The North Face store in Brooklyn.

VF Corp. — now unbound — is aiming higher and ready to throw its weight around.

Since spinning off the Kontoor Brands jeans business in May, the company has been focused squarely on the active, outdoor and work sectors, playing off its Vans, The North Face and Dickies brands in particular.

For Steve Rendle, chairman, president and chief executive officer, it’s an evolution that has VF focusing on its strengths and changing into a more “purpose-led, performance-driven, value-creating enterprise.”

But VF has been a company on the move for decades, as Rendle pointed out in an interview with WWD Wednesday, after the firm reported first-quarter sales gains of 6 percent and an increase in earnings from continuing operations.

The ceo pointed to the company’s acquisition of the Lee brand in the Sixties that moved it into denim, as well as the shift to active and outdoor with Vans and The North Face this century.

VF’s scale — its revenues are expected to weigh in at $11.8 billion this year — give it a lot of power to continue expanding. But tying the business together is a philosophy that’s high on emotional IQ and focused on people.

Rendle underscored the importance of “celebrating individuality” and welcoming a “diversity of thought” while catering to a wide variety of consumers.

That ranges from emphasizing the dignity of working in the trades to underscoring the importance of a sustainable supply chain.

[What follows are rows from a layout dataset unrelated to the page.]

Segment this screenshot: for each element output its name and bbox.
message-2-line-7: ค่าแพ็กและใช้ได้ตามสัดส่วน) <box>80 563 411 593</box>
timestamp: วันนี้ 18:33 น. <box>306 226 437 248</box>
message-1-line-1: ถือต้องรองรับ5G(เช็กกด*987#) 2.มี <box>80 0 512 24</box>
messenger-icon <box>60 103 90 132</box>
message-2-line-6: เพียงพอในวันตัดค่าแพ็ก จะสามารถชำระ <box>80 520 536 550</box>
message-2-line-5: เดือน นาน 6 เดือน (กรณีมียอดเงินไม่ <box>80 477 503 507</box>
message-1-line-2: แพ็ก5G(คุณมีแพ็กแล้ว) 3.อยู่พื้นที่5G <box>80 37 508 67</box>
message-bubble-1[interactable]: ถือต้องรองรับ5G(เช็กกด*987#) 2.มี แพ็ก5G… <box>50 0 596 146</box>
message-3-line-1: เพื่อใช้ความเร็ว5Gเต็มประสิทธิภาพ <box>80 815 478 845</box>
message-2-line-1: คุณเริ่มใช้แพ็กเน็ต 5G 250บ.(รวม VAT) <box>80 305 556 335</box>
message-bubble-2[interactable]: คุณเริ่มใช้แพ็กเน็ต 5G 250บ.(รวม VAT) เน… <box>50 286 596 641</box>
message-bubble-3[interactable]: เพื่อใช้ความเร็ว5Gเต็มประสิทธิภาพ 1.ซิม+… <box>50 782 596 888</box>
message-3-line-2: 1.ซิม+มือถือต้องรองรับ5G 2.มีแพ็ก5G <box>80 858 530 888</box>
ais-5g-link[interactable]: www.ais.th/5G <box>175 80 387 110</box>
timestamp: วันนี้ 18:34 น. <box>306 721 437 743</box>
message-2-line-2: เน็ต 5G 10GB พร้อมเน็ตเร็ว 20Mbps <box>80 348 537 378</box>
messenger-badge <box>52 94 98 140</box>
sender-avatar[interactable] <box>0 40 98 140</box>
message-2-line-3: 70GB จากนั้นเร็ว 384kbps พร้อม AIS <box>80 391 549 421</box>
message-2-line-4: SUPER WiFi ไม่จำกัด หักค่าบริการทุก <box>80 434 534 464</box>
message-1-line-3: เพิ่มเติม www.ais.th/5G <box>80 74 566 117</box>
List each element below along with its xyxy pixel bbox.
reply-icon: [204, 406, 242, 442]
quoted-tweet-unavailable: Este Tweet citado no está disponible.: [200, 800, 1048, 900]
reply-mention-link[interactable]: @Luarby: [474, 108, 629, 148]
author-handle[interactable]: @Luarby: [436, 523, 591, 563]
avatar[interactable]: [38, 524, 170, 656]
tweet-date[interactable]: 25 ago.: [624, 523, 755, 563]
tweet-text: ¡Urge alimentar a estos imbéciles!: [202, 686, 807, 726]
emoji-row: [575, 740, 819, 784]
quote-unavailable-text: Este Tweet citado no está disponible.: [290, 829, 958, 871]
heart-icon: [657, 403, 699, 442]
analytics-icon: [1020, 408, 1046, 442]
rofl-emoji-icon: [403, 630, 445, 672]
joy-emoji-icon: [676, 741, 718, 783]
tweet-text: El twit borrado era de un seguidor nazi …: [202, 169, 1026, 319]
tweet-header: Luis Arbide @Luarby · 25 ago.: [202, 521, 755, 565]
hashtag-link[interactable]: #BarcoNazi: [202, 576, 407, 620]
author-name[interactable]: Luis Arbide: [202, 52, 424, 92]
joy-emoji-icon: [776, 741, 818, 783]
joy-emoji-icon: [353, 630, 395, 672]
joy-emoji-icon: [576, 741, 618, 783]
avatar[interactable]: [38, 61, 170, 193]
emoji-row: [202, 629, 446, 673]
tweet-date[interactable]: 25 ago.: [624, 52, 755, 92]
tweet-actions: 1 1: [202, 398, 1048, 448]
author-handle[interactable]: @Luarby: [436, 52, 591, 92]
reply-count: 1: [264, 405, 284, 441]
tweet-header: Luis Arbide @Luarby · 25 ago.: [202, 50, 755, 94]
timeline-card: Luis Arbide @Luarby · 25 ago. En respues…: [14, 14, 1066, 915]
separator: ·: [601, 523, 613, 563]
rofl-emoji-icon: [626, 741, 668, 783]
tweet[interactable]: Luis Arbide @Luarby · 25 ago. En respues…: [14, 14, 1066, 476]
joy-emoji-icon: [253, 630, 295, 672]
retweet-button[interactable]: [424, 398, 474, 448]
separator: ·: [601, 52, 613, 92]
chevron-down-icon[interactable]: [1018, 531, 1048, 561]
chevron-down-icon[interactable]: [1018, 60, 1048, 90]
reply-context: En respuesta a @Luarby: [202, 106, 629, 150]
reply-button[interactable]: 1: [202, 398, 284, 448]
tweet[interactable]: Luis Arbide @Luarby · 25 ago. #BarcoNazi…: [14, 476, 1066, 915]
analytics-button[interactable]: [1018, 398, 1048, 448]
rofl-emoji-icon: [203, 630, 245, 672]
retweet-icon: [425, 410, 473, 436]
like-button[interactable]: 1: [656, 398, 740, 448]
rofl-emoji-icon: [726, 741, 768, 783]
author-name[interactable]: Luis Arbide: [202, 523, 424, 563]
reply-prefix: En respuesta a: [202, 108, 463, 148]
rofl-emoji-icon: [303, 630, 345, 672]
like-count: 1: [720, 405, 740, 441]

“There’s a powerful, responsible sourcing platform where VF has always been active and thoughtful, but this is about improving the lives of the million-plus people who touch our product,” Rendle said.

That kind of reach gives the company a chance to drive real change.

Scott Roe, executive vice president and chief financial officer, added, “As the largest player in the industry, it’s our responsibility to influence the broader market in which we play. That’s a huge opportunity and a huge responsibility to actually change the industry.”

Roe said non-governmental organizations that advocate for sustainability have urged VF to lead since it could make changes that ripple throughout the vendor base and the industry at large.

“That’s something that gets our employees really energized,” Roe said.

The business in general seems to have been energized, with the Kontoor spin-off done and new products coming into view, particularly the FutureLight waterproof gear North Face is going to introduce this fall.

Rendle said, “North Face has been working through some reset activity to reposition itself back on the core elements of the outdoor market. In FutureLight you see multiyear action coming to market in fall 2019 that is very disruptive. Disruptive to not only the core outdoor market, but to a broader, waterproof, breathable category. This is a more environmentally friendly product. It’s disruptive in its feel — it’s a much softer, lighter weight, supple fabric.”

It’s also a sign of more to come.

This is the type of innovation that drives companies like Nike and the beauty industry, which have grabbed consumer attention and market share by constantly delivering and aggressively marketing newness to the consumer. Rendle is very aware of the success they’ve had being “very thoughtful” and “programmatic” in their approach bringing fresh products to market.

“They’re able to control that conversation — and we have that ability in our tool kit,” the ceo said.

In the near term, the company is still working through the impact of its previous incarnation, which included Kontoor’s Lee and Wrangler businesses.

VF’s first-quarter net earnings fell to $49.2 million, or 12 cents a diluted share, from $160.4 million, or 40 cents, a year earlier. Adjusted earnings from continuing operations increased 61 percent to 30 cents.

Revenues for the three months ended June 30 increased 6 percent to $2.27 billion from $2.14 billion. Sales in the company’s active segment rose 8 percent, with a 20 percent jump at Vans, while VF’s outdoor business grew the top line by 7 percent, including a 9 percent advance at The North Face.

Direct-to-consumer revenues increased 14 percent with a 24 percent rise online.

Accordingly, VF opened up some upside to its annual adjusted earnings estimate, projecting a range of $3.32 to $3.37 a share, up from the $3.30 to $3.35 previously forecast.